Mehta e Bollani al San Carlo

Napoli: Da Gershwin a  Stravinskij

Mehta e Bollani
Mehta e Bollani
Recensione
classica
Teatro San Carlo di Napoli
Mehta e Bollani
30 Settembre 2018

Zubin Mehta, dopo la IX Sinfonia di Beethoven ad inizio mese e il successo della tournée a Bangkok, è ritornato sul podio del teatro di San Carlo di Napoli. Davanti a lui una falange sterminata di orchestrali e il palcoscenico gigante sul fondo fino all'estremo. Al turno domenicale delle 18 una sala traboccante, festosa, in tripudio. Più sobrio del solito, quasi schivo, rigoroso, Mehta ha concertato, con Stefano Bollani al pianoforte, Rhapsody in blue di George Gershwin. Poi ha sfoderato la bandiera delle grandi rivoluzioni musicali del Novecento: Le Sacre du Printemps di Igor Stravinskij, cangiante, ricondotto al suono primordiale, a tratti eccessivamente smaterializzato. Pagina non facile da restituire questa della Sagra, ma l'Orchestra del Teatro di San Carlo è apparsa in ottima forma. Migliorata, osa di più, e verrebbe da dire che il lavoro di Valchua sta cominciando a dare i suoi frutti. Con Mehta poi, l'Orchestra ha sempre cercato questa dimensione: trasformando la forma nel contenuto, sorvegliando con prudenza il rigore dei tempi, calibrati, mai spicci, senza balzi scontati e retorici. Le arcate lunghe e profonde nei ritmi ostinati risultavano pesanti come elefanti, di grande effetto ed emotività, meno incisivi i vari trilli sparsi nella partitura della Sagra, ma comunque una buona prova di tutte le sezioni, dai fagotti in poi, colori, timbri arrivavano a spatolate, a onde avvolgenti, mentre i ritmi emergevano nei fraseggi. La seconda parte della Sagra entrava sottovoce, nel suono e nel portamento, Mehta scioglieva tutto il mistero del sacrificio - che è poi ricerca, destrutturazione e invenzione - sovrastato da un materiale ribollente che lo devasta in un virtuosismo d'assieme. Apre il concerto, il taglio meccanico, affilato e grottesco dell’Ouverture dal Candidedi Leonard Bernstein, nel finale molto vivace, mai sentita così a rotta di collo, vitalissima nel tema ai violini. 

A seguire, Bollani entrava preparato dal tappeto smagliante e vellutato del si bemolle della rapsodia di Gershwin, sciolto con finezza dal jazzista italiano, anche se, taluni strumentisti in certe sale e con poderose orchestre mostrano suoni deboli e inadeguati.
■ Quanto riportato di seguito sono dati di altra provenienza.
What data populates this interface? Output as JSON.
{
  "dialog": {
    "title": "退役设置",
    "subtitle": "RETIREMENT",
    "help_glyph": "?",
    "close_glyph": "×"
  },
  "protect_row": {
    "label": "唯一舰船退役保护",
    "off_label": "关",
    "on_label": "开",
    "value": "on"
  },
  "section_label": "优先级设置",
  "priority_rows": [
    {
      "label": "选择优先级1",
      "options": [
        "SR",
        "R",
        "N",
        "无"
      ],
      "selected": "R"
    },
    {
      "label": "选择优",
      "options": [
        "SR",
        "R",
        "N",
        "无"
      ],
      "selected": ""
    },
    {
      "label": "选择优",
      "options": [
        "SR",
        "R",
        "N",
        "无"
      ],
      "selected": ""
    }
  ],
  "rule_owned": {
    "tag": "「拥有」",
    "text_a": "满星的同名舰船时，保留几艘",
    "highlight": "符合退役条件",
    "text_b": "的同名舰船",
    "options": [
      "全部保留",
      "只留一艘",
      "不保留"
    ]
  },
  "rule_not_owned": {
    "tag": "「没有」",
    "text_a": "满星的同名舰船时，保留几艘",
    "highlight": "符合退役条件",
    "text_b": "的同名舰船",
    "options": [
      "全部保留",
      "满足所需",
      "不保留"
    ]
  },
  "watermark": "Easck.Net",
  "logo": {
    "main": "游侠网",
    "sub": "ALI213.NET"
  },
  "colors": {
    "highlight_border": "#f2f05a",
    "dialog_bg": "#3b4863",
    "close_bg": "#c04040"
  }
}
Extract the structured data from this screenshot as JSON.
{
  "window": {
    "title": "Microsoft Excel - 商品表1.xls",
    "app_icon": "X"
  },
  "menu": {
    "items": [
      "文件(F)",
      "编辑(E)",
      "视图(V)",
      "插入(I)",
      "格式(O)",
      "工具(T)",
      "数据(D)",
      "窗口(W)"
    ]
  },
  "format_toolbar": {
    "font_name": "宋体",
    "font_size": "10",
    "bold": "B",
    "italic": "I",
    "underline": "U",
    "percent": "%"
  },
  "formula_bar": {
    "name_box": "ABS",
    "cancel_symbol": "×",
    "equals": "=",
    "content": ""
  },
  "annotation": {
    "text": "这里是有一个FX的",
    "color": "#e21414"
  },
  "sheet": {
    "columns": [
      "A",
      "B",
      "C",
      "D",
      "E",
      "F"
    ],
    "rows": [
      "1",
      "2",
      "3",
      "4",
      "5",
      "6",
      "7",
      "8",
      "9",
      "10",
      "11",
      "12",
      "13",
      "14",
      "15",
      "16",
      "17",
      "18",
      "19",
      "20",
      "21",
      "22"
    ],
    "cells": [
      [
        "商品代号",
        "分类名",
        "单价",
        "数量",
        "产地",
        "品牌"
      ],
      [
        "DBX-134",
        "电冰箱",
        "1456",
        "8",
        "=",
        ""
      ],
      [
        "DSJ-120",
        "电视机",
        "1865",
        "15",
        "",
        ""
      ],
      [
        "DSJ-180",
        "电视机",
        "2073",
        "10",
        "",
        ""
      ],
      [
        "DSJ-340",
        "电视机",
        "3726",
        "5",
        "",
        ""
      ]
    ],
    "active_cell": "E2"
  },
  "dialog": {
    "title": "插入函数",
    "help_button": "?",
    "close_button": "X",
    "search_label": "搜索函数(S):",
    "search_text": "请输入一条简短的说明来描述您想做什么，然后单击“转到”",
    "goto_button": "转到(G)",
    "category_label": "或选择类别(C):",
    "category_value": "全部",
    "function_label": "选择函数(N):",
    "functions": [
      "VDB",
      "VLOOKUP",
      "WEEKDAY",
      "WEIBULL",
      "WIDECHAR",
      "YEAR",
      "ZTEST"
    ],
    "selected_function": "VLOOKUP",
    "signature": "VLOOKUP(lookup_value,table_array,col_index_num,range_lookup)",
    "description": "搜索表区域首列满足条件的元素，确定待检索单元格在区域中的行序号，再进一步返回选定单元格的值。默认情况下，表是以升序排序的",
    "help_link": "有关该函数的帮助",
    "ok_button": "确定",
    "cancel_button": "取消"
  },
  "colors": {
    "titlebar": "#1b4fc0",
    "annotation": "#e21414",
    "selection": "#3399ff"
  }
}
Quando il suono del solista non incide ed è sovrastato dall'orchestra, si perde praticamente il senso della musica, il suono. Ci sono pianisti che conservano la cavata incisiva e profonda come Jarrett ed altri Chick Corea e Bollani ad esempio, che per le troppe esperienze in amplificato hanno perso il tocco. Quindi si è goduto del pianoforte soltanto negli interventi solistici importanti della rapsodia, dove Bollani cercava di spostare l'asse interpretativo sul fronte più espressivo e passionale con note sospese, accelerandi improvvisi, diminuendo impercettibili. Intorno un pubblico entusiasta, a tratti un po' rumoroso, tra tossi e caramelle, ma che non poteva non raccogliere la suggestione del bis di Caravan Petrol. Poi a concludere Tico-Tico. Bollani diverte e si diverte ed il suo spettro sonoro si arricchisce di intuizioni da Carosone e Rota a Zappa.